For more than twenty years, All You Need to Know About the Music Business has been universally regarded as the definitive guide to the music industry. Now in its ninth edition, this latest edition leads novices and experts alike through the crucial, up-to-the-minute information on the industry’s major changes in response to today’s rapid technological advances and uncertain economy.

Whether you are—or aspire to be—a performer, writer, or executive, veteran music lawyer Donald Passman’s comprehensive guide is an indispensable tool.

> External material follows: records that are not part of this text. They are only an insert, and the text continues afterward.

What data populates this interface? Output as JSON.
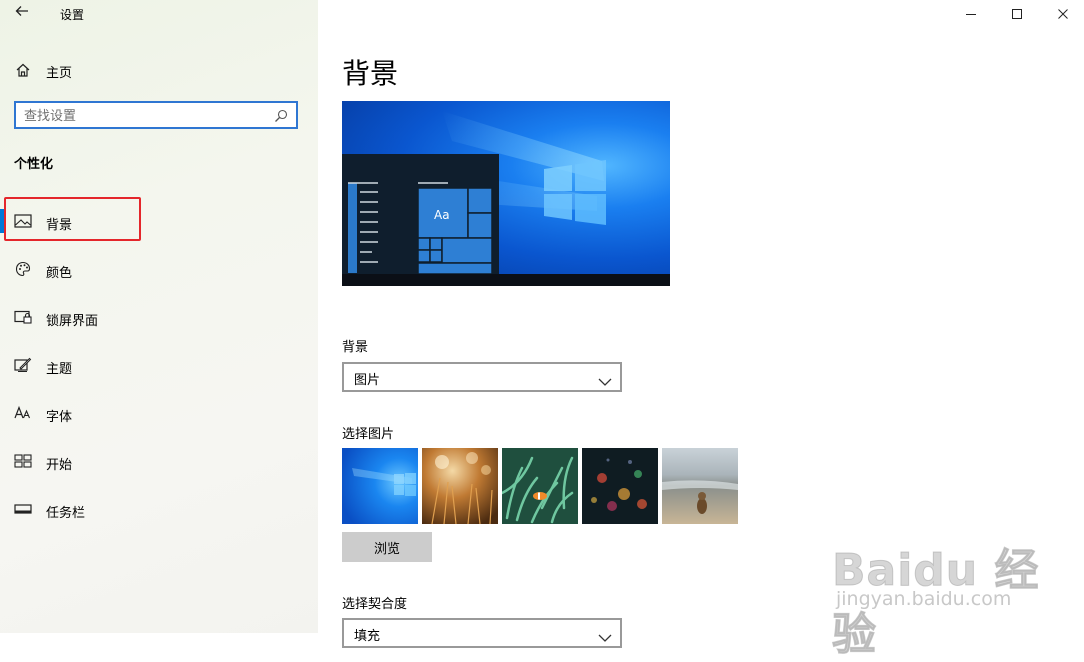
{
  "window": {
    "title": "设置",
    "controls": {
      "minimize": "minimize-icon",
      "maximize": "maximize-icon",
      "close": "close-icon"
    }
  },
  "sidebar": {
    "home_label": "主页",
    "search_placeholder": "查找设置",
    "section_heading": "个性化",
    "items": [
      {
        "label": "背景",
        "icon": "picture-icon",
        "active": true
      },
      {
        "label": "颜色",
        "icon": "palette-icon",
        "active": false
      },
      {
        "label": "锁屏界面",
        "icon": "lock-screen-icon",
        "active": false
      },
      {
        "label": "主题",
        "icon": "theme-brush-icon",
        "active": false
      },
      {
        "label": "字体",
        "icon": "font-icon",
        "active": false
      },
      {
        "label": "开始",
        "icon": "start-grid-icon",
        "active": false
      },
      {
        "label": "任务栏",
        "icon": "taskbar-icon",
        "active": false
      }
    ]
  },
  "main": {
    "title": "背景",
    "preview": {
      "tile_text": "Aa"
    },
    "background_label": "背景",
    "background_value": "图片",
    "choose_picture_label": "选择图片",
    "thumbnails": [
      "windows-blue",
      "autumn-grass",
      "anemone-clownfish",
      "rain-bokeh",
      "beach-figure"
    ],
    "browse_label": "浏览",
    "fit_label": "选择契合度",
    "fit_value": "填充"
  },
  "watermark": {
    "line1": "Baidu 经验",
    "line2": "jingyan.baidu.com"
  },
  "colors": {
    "accent": "#0078d7",
    "annotation": "#e4262b",
    "search_border": "#2f76d2"
  }
}
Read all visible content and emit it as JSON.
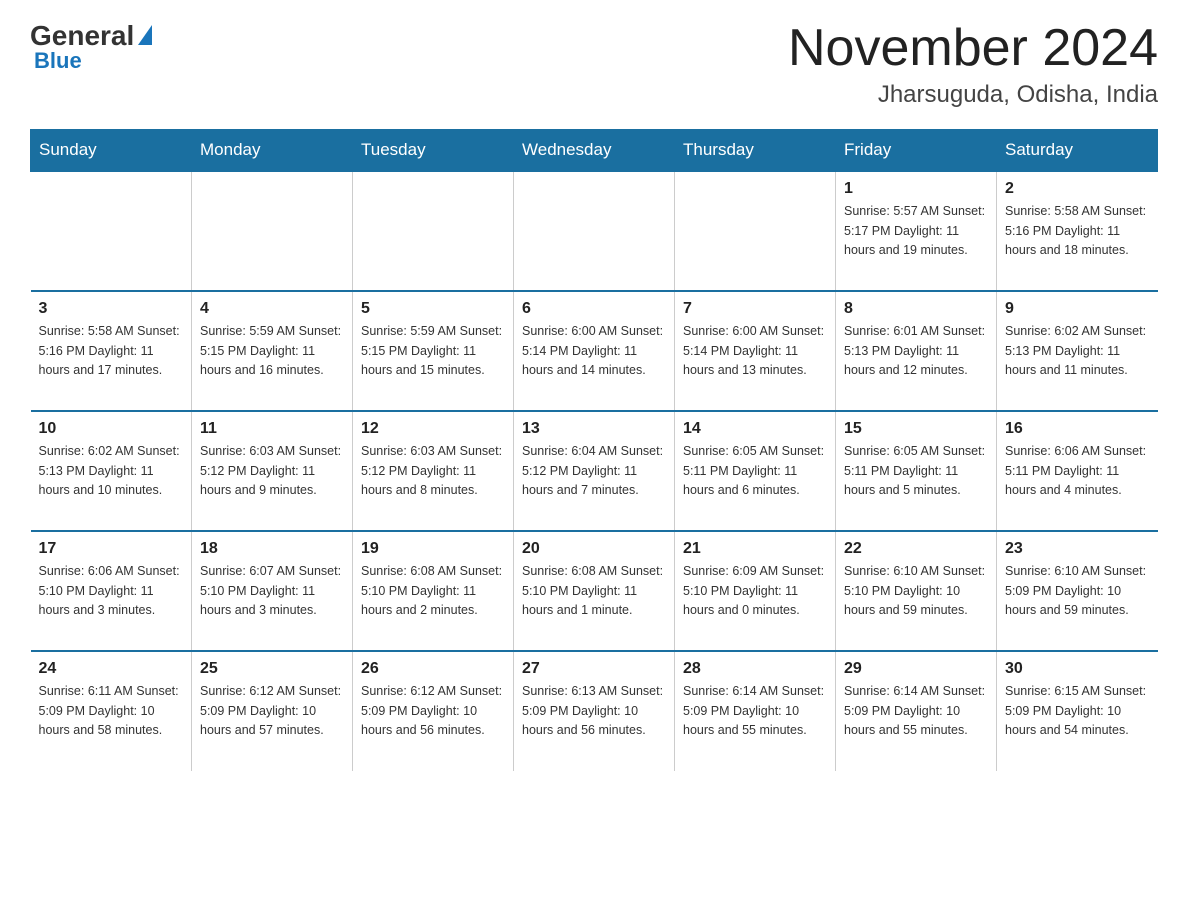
{
  "header": {
    "logo": {
      "general": "General",
      "blue": "Blue"
    },
    "title": "November 2024",
    "location": "Jharsuguda, Odisha, India"
  },
  "weekdays": [
    "Sunday",
    "Monday",
    "Tuesday",
    "Wednesday",
    "Thursday",
    "Friday",
    "Saturday"
  ],
  "weeks": [
    [
      {
        "day": "",
        "info": ""
      },
      {
        "day": "",
        "info": ""
      },
      {
        "day": "",
        "info": ""
      },
      {
        "day": "",
        "info": ""
      },
      {
        "day": "",
        "info": ""
      },
      {
        "day": "1",
        "info": "Sunrise: 5:57 AM\nSunset: 5:17 PM\nDaylight: 11 hours\nand 19 minutes."
      },
      {
        "day": "2",
        "info": "Sunrise: 5:58 AM\nSunset: 5:16 PM\nDaylight: 11 hours\nand 18 minutes."
      }
    ],
    [
      {
        "day": "3",
        "info": "Sunrise: 5:58 AM\nSunset: 5:16 PM\nDaylight: 11 hours\nand 17 minutes."
      },
      {
        "day": "4",
        "info": "Sunrise: 5:59 AM\nSunset: 5:15 PM\nDaylight: 11 hours\nand 16 minutes."
      },
      {
        "day": "5",
        "info": "Sunrise: 5:59 AM\nSunset: 5:15 PM\nDaylight: 11 hours\nand 15 minutes."
      },
      {
        "day": "6",
        "info": "Sunrise: 6:00 AM\nSunset: 5:14 PM\nDaylight: 11 hours\nand 14 minutes."
      },
      {
        "day": "7",
        "info": "Sunrise: 6:00 AM\nSunset: 5:14 PM\nDaylight: 11 hours\nand 13 minutes."
      },
      {
        "day": "8",
        "info": "Sunrise: 6:01 AM\nSunset: 5:13 PM\nDaylight: 11 hours\nand 12 minutes."
      },
      {
        "day": "9",
        "info": "Sunrise: 6:02 AM\nSunset: 5:13 PM\nDaylight: 11 hours\nand 11 minutes."
      }
    ],
    [
      {
        "day": "10",
        "info": "Sunrise: 6:02 AM\nSunset: 5:13 PM\nDaylight: 11 hours\nand 10 minutes."
      },
      {
        "day": "11",
        "info": "Sunrise: 6:03 AM\nSunset: 5:12 PM\nDaylight: 11 hours\nand 9 minutes."
      },
      {
        "day": "12",
        "info": "Sunrise: 6:03 AM\nSunset: 5:12 PM\nDaylight: 11 hours\nand 8 minutes."
      },
      {
        "day": "13",
        "info": "Sunrise: 6:04 AM\nSunset: 5:12 PM\nDaylight: 11 hours\nand 7 minutes."
      },
      {
        "day": "14",
        "info": "Sunrise: 6:05 AM\nSunset: 5:11 PM\nDaylight: 11 hours\nand 6 minutes."
      },
      {
        "day": "15",
        "info": "Sunrise: 6:05 AM\nSunset: 5:11 PM\nDaylight: 11 hours\nand 5 minutes."
      },
      {
        "day": "16",
        "info": "Sunrise: 6:06 AM\nSunset: 5:11 PM\nDaylight: 11 hours\nand 4 minutes."
      }
    ],
    [
      {
        "day": "17",
        "info": "Sunrise: 6:06 AM\nSunset: 5:10 PM\nDaylight: 11 hours\nand 3 minutes."
      },
      {
        "day": "18",
        "info": "Sunrise: 6:07 AM\nSunset: 5:10 PM\nDaylight: 11 hours\nand 3 minutes."
      },
      {
        "day": "19",
        "info": "Sunrise: 6:08 AM\nSunset: 5:10 PM\nDaylight: 11 hours\nand 2 minutes."
      },
      {
        "day": "20",
        "info": "Sunrise: 6:08 AM\nSunset: 5:10 PM\nDaylight: 11 hours\nand 1 minute."
      },
      {
        "day": "21",
        "info": "Sunrise: 6:09 AM\nSunset: 5:10 PM\nDaylight: 11 hours\nand 0 minutes."
      },
      {
        "day": "22",
        "info": "Sunrise: 6:10 AM\nSunset: 5:10 PM\nDaylight: 10 hours\nand 59 minutes."
      },
      {
        "day": "23",
        "info": "Sunrise: 6:10 AM\nSunset: 5:09 PM\nDaylight: 10 hours\nand 59 minutes."
      }
    ],
    [
      {
        "day": "24",
        "info": "Sunrise: 6:11 AM\nSunset: 5:09 PM\nDaylight: 10 hours\nand 58 minutes."
      },
      {
        "day": "25",
        "info": "Sunrise: 6:12 AM\nSunset: 5:09 PM\nDaylight: 10 hours\nand 57 minutes."
      },
      {
        "day": "26",
        "info": "Sunrise: 6:12 AM\nSunset: 5:09 PM\nDaylight: 10 hours\nand 56 minutes."
      },
      {
        "day": "27",
        "info": "Sunrise: 6:13 AM\nSunset: 5:09 PM\nDaylight: 10 hours\nand 56 minutes."
      },
      {
        "day": "28",
        "info": "Sunrise: 6:14 AM\nSunset: 5:09 PM\nDaylight: 10 hours\nand 55 minutes."
      },
      {
        "day": "29",
        "info": "Sunrise: 6:14 AM\nSunset: 5:09 PM\nDaylight: 10 hours\nand 55 minutes."
      },
      {
        "day": "30",
        "info": "Sunrise: 6:15 AM\nSunset: 5:09 PM\nDaylight: 10 hours\nand 54 minutes."
      }
    ]
  ]
}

He offers timely, authoritative information from how to select and hire a winning team of advisors and structure their commissions and fees; navigate the ins and outs of record deals, songwriting, publishing, and copyrights; maximize concert, touring, and merchandising deals; understand the digital streaming services; and how to take a comprehensive look at the rapidly transforming landscape of the music business as a whole.

The music industry is in the eye of the storm, when everyone in the business is scrambling to figure out what’s going to happen to the major labels and what it will mean for the careers of artists and business professionals. No musician, songwriter, entertainment lawyer, agent, promoter, publisher, manager, or record company executive—anyone who makes their living from music—can afford to be without All You Need to Know About the Music Business. As Adam Levine, lead singer and guitarist of Maroon 5, says, “If you want to be in music, you have to read this book.”